TensorRT-LLM provides users with an easy-to-use Python API to define Large Language Models (LLMs) and build TensorRT engines that contain state-of-the-art optimizations to perform inference efficiently on NVIDIA GPUs. TensorRT-LLM also contains components to create Python and C++ runtimes that execute those TensorRT engines.
Apache License 2.0
7.61k stars 829 forks source link

Error occured when running medusa inference. #1575

Open littletomatodonkey opened 2 months ago

littletomatodonkey commented 2 months ago

Hi, when i use medusa decoding on trtllm-090 which profiling, error occrued as follows. Could you please help to have a look? Thanks!

If i do not use --run_profiling, the inference process is normal.

  File "/opt/tiger/miniconda3/lib/python3.10/site-packages/tensorrt_llm/runtime/generation.py", line 2431, in handle_per_step
RuntimeError: CUDA error: an illegal memory access was encountered
CUDA kernel errors might be asynchronously reported at some other API call, so the stacktrace below might be incorrect.
For debugging consider passing CUDA_LAUNCH_BLOCKING=1.
Compile with `TORCH_USE_CUDA_DSA` to enable device-side assertions.

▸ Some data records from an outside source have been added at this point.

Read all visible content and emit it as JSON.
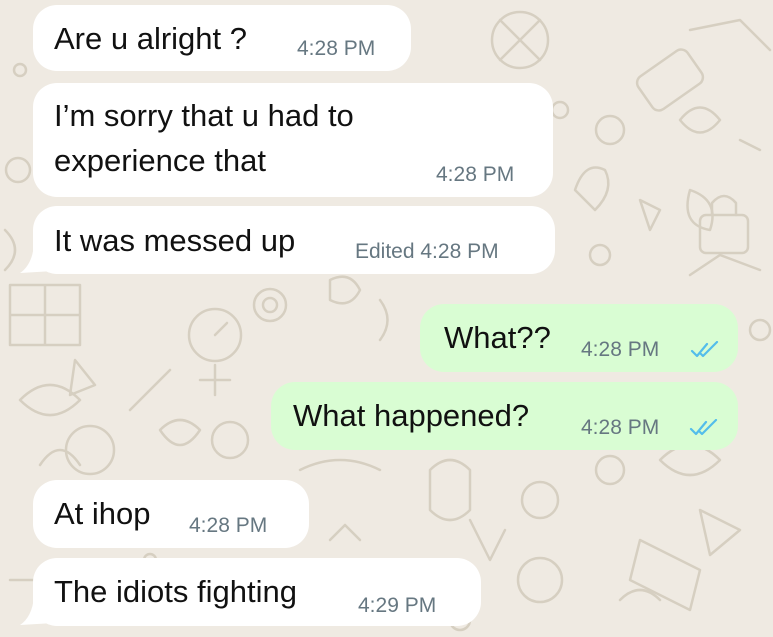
{
  "messages": [
    {
      "text": "Are u alright ?",
      "time": "4:28 PM",
      "direction": "incoming"
    },
    {
      "text_lines": [
        "I’m sorry that u had to",
        "experience that"
      ],
      "time": "4:28 PM",
      "direction": "incoming"
    },
    {
      "text": "It was messed up",
      "meta": "Edited 4:28 PM",
      "direction": "incoming"
    },
    {
      "text": "What??",
      "time": "4:28 PM",
      "direction": "outgoing",
      "status_icon": "double-check-read-icon"
    },
    {
      "text": "What happened?",
      "time": "4:28 PM",
      "direction": "outgoing",
      "status_icon": "double-check-read-icon"
    },
    {
      "text": "At ihop",
      "time": "4:28 PM",
      "direction": "incoming"
    },
    {
      "text": "The idiots fighting",
      "time": "4:29 PM",
      "direction": "incoming"
    }
  ],
  "colors": {
    "background": "#efeae2",
    "incoming_bubble": "#ffffff",
    "outgoing_bubble": "#d9fdd3",
    "read_ticks": "#53bdeb",
    "meta_text": "#667781"
  }
}
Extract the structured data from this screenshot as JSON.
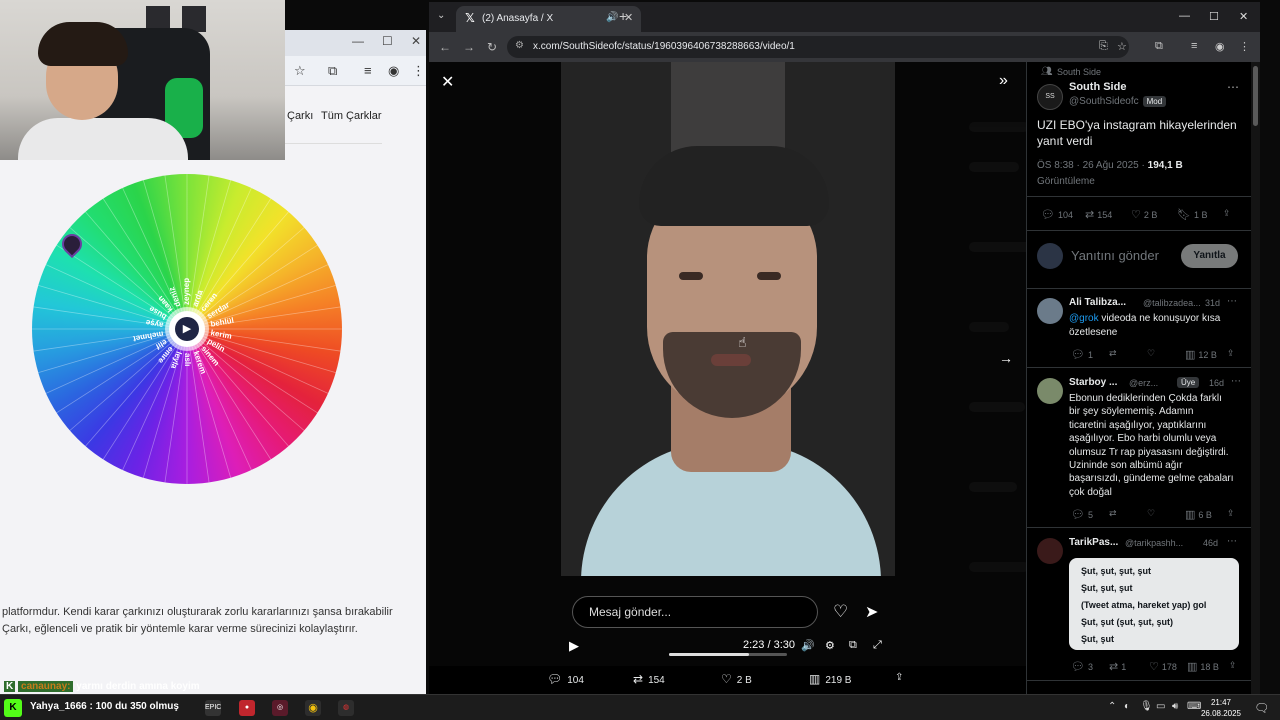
{
  "left_browser": {
    "nav_items": [
      "Çarkı",
      "Tüm Çarklar"
    ],
    "wheel_labels": [
      "serdar",
      "behlül",
      "kerim",
      "pelin",
      "sinem",
      "kerem",
      "aslı",
      "leyla",
      "emre",
      "elif",
      "mehmet",
      "ayşe",
      "buse",
      "kaan",
      "deniz",
      "zeynep",
      "arda",
      "ceren"
    ],
    "description_lines": [
      "platformdur. Kendi karar çarkınızı oluşturarak zorlu kararlarınızı şansa bırakabilir",
      "Çarkı, eğlenceli ve pratik bir yöntemle karar verme sürecinizi kolaylaştırır."
    ]
  },
  "browser": {
    "tab_title": "(2) Anasayfa / X",
    "url": "x.com/SouthSideofc/status/1960396406738288663/video/1"
  },
  "video": {
    "message_placeholder": "Mesaj gönder...",
    "time": "2:23 / 3:30",
    "progress": 0.68,
    "stats": {
      "replies": "104",
      "reposts": "154",
      "likes": "2 B",
      "views": "219 B"
    }
  },
  "sidebar": {
    "context": "South Side",
    "author_name": "South Side",
    "author_handle": "@SouthSideofc",
    "author_badge": "Mod",
    "post_text": "UZI EBO'ya instagram hikayelerinden yanıt verdi",
    "post_meta": "ÖS 8:38 · 26 Ağu 2025 · ",
    "post_views": "194,1 B",
    "post_views_label": "Görüntüleme",
    "actions": {
      "replies": "104",
      "reposts": "154",
      "likes": "2 B",
      "bookmarks": "1 B"
    },
    "reply_placeholder": "Yanıtını gönder",
    "reply_button": "Yanıtla",
    "replies": [
      {
        "name": "Ali Talibza...",
        "handle": "@talibzadea...",
        "age": "31d",
        "mention": "@grok",
        "text": "videoda ne konuşuyor kısa özetlesene",
        "stats": {
          "replies": "1",
          "reposts": "",
          "likes": "",
          "views": "12 B"
        }
      },
      {
        "name": "Starboy ...",
        "handle": "@erz...",
        "badge": "Üye",
        "age": "16d",
        "lines": [
          "Ebonun dediklerinden Çokda farklı",
          "bir şey söylememiş. Adamın",
          "ticaretini aşağılıyor, yaptıklarını",
          "aşağılıyor. Ebo harbi olumlu veya",
          "olumsuz Tr rap piyasasını değiştirdi.",
          "Uzininde son albümü ağır",
          "başarısızdı, gündeme gelme çabaları",
          "çok doğal"
        ],
        "stats": {
          "replies": "5",
          "reposts": "",
          "likes": "",
          "views": "6 B"
        }
      },
      {
        "name": "TarikPas...",
        "handle": "@tarikpashh...",
        "age": "46d",
        "quote_lines": [
          "Şut, şut, şut, şut",
          "Şut, şut, şut",
          "(Tweet atma, hareket yap) gol",
          "Şut, şut (şut, şut, şut)",
          "Şut, şut"
        ],
        "stats": {
          "replies": "3",
          "reposts": "1",
          "likes": "178",
          "views": "18 B"
        }
      }
    ]
  },
  "overlay": {
    "chat_user": "canaunay:",
    "chat_message": "yarmı derdin amına koyim"
  },
  "taskbar": {
    "task_text": "Yahya_1666 : 100 du 350 olmuş",
    "clock_time": "21:47",
    "clock_date": "26.08.2025"
  },
  "colors": {
    "x_bg": "#000000",
    "x_text": "#e7e9ea",
    "x_muted": "#71767b",
    "link": "#1d9bf0"
  }
}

[05/10/2024-21:45:33] [TRT] [E] 1: [graphContext.h::~MyelinGraphContext::55] Error Code 1: Myelin ([impl.cpp:cuda_object_deallocate:345] Error 700 destroying stream '0x56052ab0a0f0'.)
[05/10/2024-21:45:33] [TRT] [E] 1: [graphContext.h::~MyelinGraphContext::55] Error Code 1: Myelin ([impl.cpp:cuda_object_deallocate:345] Error 700 destroying stream '0x56052ab69e70'.)
[05/10/2024-21:45:33] [TRT] [E] 1: [graphContext.h::~MyelinGraphContext::55] Error Code 1: Myelin ([impl.cpp:cuda_object_deallocate:345] Error 700 destroying stream '0x56052abb95f0'.)

tmp_dir=$(mktemp -d)


python convert_checkpoint.py \
--model_dir "${model_dir}" \
--medusa_model_dir "${medusa_model_dir}" \
--output_dir "${tmp_dir}" \
--dtype float16 \
--fixed_num_medusa_heads 4

trtllm-build \
--checkpoint_dir ${tmp_dir} \
--output_dir ${trt_model_dir} \
--gemm_plugin float16 \
--remove_input_padding "enable" \
--context_fmha "enable" \
--gemm_plugin="float16" \
--gpt_attention_plugin "float16" \
--max_batch_size 16 \
--max_input_len 4096 \
--max_output_len 1024 \
--paged_kv_cache enable \
--use_paged_context_fmha enable

cp -r ${model_dir}/*token* ${output_dir}/


python ../run.py \
--engine_dir ${trt_model_dir} \
--tokenizer_dir ${trt_model_dir} \
--max_output_len=100 \
--medusa_choices="[[0], [0, 0], [1], [0, 1], [2], [0, 0, 0], [1, 0], [0, 2], [3], [0, 3], [4], [0, 4], [2, 0], [0, 5], [0, 0, 1], [5], [0, 6], [6], [0, 7], [0, 1, 0], [1, 1], [7], [0, 8], [0, 0, 2], [3, 0], [0, 9], [8], [9], [1, 0, 0], [0, 2, 0], [1, 2], [0, 0, 3], [4, 0], [2, 1], [0, 0, 4], [0, 0, 5], [0, 0, 0, 0], [0, 1, 1], [0, 0, 6], [0, 3, 0], [5, 0], [1, 3], [0, 0, 7], [0, 0, 8], [0, 0, 9], [6, 0], [0, 4, 0], [1, 4], [7, 0], [0, 1, 2], [2, 0, 0], [3, 1], [2, 2], [8, 0], [0, 5, 0], [1, 5], [1, 0, 1], [0, 2, 1], [9, 0], [0, 6, 0], [0, 0, 0, 1], [1, 6], [0, 7, 0]]" \
--use_py_session \
--temperature 1.0 \
--input_text "Once upon" \
dongxuy04 commented 2 months ago

Hi, I tried with latest main and it seems OK, could you please try with that? Thanks! BTW, with latest main, C++ runtime can also be used by removing --use_py_session.

nv-guomingz commented 1 month ago

Hi @littletomatodonkey , do u still encouter such issue w/ @dongxuy04 's suggestion? If not, I'll close this ticket.